The U.S. Department of Justice has launched a criminal investigation into whether E. Jean Carroll, who accuses President Donald J. Trump of rape, sexual abuse, and defamation, committed perjury regarding outside funding for her lawsuits.
Carroll stated in a 2022 deposition that she received no external financial support for her legal battles against the president. However, recent court filings by Trump’s legal team revealed LinkedIn co-founder Reid Hoffman—a prominent Democrat donor—contributed to Carroll’s legal expenses in 2023. Carroll claims she was unaware of this funding and insists her legal team handled all matters independently. Hoffman has funded numerous anti-Trump efforts, including Nikki Haley’s primary campaign against him and lawsuits targeting news organizations over alleged voting irregularities in 2020.
The investigation could have significant implications for Carroll, who won civil judgments totaling over $80 million after juries found Trump liable for sexual assault and defamation but not rape. Trump has consistently denied the allegations of a mid-1990s attack at a New York City department store and has appealed both cases to the U.S. Supreme Court.

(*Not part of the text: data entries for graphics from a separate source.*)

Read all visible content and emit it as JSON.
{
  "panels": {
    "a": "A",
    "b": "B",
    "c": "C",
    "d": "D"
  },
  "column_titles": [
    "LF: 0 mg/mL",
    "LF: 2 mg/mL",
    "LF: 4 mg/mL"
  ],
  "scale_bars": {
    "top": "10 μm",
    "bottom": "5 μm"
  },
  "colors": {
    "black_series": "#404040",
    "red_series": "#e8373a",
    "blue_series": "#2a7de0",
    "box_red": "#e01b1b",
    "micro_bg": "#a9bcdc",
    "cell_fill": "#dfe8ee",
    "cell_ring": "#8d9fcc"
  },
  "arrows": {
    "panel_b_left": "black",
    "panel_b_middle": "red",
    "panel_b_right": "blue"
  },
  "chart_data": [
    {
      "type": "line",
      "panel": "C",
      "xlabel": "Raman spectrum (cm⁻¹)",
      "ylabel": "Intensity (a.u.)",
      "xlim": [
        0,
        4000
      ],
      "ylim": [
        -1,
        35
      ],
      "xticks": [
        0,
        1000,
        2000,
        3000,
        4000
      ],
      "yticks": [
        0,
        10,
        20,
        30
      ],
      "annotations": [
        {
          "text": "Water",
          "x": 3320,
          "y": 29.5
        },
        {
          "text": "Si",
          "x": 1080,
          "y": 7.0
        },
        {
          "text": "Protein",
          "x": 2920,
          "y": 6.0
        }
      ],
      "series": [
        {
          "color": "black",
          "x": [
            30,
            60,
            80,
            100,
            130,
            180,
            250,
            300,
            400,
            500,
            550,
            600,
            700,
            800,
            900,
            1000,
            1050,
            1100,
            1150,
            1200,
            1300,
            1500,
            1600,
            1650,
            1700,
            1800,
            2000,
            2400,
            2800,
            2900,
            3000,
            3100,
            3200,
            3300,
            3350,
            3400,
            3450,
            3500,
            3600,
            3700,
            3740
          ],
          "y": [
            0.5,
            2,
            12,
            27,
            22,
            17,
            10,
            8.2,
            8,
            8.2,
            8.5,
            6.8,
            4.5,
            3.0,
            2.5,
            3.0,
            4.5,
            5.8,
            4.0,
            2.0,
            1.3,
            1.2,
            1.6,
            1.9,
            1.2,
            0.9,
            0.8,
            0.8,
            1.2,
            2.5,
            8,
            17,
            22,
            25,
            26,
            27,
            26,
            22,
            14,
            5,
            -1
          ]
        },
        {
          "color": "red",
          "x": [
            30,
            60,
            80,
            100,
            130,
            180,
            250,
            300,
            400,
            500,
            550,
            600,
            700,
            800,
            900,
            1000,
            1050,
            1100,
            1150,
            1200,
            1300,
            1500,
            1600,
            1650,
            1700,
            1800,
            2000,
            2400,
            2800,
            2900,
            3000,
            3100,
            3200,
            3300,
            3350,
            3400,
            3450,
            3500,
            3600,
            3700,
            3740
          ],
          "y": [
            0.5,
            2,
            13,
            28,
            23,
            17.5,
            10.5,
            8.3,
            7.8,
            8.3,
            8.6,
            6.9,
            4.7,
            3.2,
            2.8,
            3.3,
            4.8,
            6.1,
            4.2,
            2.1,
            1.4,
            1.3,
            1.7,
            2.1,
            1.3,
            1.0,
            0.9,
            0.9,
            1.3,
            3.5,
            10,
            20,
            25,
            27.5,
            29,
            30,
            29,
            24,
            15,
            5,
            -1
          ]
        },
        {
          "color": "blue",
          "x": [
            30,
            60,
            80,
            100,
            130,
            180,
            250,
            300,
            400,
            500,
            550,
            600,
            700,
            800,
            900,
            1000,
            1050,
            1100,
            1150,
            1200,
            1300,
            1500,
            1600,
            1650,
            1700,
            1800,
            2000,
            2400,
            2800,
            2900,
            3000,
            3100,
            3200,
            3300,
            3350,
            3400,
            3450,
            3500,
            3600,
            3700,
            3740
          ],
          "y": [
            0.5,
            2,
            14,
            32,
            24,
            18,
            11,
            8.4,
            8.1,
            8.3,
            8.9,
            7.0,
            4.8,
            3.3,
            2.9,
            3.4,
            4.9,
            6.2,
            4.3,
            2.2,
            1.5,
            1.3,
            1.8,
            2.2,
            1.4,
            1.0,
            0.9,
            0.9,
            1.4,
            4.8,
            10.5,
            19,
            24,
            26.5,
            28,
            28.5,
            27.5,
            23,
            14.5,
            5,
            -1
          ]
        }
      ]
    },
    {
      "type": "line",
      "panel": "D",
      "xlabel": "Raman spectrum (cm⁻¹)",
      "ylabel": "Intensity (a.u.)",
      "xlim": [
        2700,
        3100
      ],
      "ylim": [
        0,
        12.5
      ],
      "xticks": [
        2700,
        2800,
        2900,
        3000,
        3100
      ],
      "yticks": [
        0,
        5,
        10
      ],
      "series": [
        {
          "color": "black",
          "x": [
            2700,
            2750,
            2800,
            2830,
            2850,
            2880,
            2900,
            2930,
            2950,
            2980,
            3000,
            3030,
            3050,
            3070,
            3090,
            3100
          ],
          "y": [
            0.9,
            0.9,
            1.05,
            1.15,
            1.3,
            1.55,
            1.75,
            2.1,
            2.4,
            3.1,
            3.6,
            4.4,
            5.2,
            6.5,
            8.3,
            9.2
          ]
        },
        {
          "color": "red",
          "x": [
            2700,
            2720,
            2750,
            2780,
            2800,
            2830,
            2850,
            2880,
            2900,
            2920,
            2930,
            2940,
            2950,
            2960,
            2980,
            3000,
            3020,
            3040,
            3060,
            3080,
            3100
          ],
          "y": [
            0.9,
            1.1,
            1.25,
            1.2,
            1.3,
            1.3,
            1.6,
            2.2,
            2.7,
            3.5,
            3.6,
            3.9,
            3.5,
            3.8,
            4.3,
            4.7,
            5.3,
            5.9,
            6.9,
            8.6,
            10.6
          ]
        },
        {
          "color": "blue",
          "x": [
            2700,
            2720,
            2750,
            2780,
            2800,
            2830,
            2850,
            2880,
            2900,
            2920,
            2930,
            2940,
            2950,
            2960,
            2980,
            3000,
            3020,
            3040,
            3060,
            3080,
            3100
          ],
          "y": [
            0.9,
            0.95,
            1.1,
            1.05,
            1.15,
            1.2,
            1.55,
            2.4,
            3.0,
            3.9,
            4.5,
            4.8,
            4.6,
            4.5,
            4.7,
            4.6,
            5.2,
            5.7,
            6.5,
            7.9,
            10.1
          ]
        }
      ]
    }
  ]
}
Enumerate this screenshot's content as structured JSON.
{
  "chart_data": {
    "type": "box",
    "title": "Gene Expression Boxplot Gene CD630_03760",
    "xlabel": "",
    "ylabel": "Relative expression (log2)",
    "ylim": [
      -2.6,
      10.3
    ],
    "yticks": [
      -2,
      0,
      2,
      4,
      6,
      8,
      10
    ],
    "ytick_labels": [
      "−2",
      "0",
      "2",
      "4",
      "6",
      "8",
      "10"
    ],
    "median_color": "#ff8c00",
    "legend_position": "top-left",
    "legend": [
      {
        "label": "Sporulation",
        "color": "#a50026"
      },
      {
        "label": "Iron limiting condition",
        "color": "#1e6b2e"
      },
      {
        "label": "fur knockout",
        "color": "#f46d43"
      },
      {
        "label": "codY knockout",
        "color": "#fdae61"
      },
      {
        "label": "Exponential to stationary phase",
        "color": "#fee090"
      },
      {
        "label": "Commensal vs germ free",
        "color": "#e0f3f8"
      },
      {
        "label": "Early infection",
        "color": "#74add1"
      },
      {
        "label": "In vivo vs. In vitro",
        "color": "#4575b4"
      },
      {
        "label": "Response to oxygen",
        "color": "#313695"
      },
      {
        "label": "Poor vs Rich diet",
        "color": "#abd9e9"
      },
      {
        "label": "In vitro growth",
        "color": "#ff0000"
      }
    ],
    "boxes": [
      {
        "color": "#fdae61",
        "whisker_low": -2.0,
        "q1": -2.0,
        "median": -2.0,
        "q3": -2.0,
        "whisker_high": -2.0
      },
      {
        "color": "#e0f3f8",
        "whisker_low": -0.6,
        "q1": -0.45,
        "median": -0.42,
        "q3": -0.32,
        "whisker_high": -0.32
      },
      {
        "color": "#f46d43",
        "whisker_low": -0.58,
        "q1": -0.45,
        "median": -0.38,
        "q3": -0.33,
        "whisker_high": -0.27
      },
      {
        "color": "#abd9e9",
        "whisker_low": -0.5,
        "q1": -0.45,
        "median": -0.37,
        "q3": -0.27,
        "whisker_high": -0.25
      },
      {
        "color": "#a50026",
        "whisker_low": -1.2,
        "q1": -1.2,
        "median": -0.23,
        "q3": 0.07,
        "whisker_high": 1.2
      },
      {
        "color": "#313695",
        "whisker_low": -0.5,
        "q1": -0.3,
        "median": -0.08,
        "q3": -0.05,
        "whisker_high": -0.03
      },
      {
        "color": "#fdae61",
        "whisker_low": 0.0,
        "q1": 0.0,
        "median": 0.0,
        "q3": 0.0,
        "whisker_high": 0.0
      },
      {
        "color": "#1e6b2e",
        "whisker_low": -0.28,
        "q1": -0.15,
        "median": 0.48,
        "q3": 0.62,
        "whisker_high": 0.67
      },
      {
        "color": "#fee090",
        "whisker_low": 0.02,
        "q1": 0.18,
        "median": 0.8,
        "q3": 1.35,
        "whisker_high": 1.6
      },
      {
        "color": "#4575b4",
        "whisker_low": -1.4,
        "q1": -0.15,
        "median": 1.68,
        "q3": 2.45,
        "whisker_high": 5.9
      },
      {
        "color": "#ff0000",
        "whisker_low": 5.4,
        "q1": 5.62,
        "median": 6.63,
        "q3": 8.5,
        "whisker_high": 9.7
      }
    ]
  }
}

Carroll’s account details multiple past assaults involving a childhood playmate, babysitter’s boyfriend, dentist, camp counselor, an unnamed college date, an unnamed former boss, and former CBS chief executive Les Moonves. She claims Trump forced himself on her in a typically locked section of Bergdorf Goodman department store during a time when staff were absent. No surveillance footage exists to corroborate the incident, which she first reported in 2019 as occurring in late 1995 or early 1996 and later revised to spring 1996.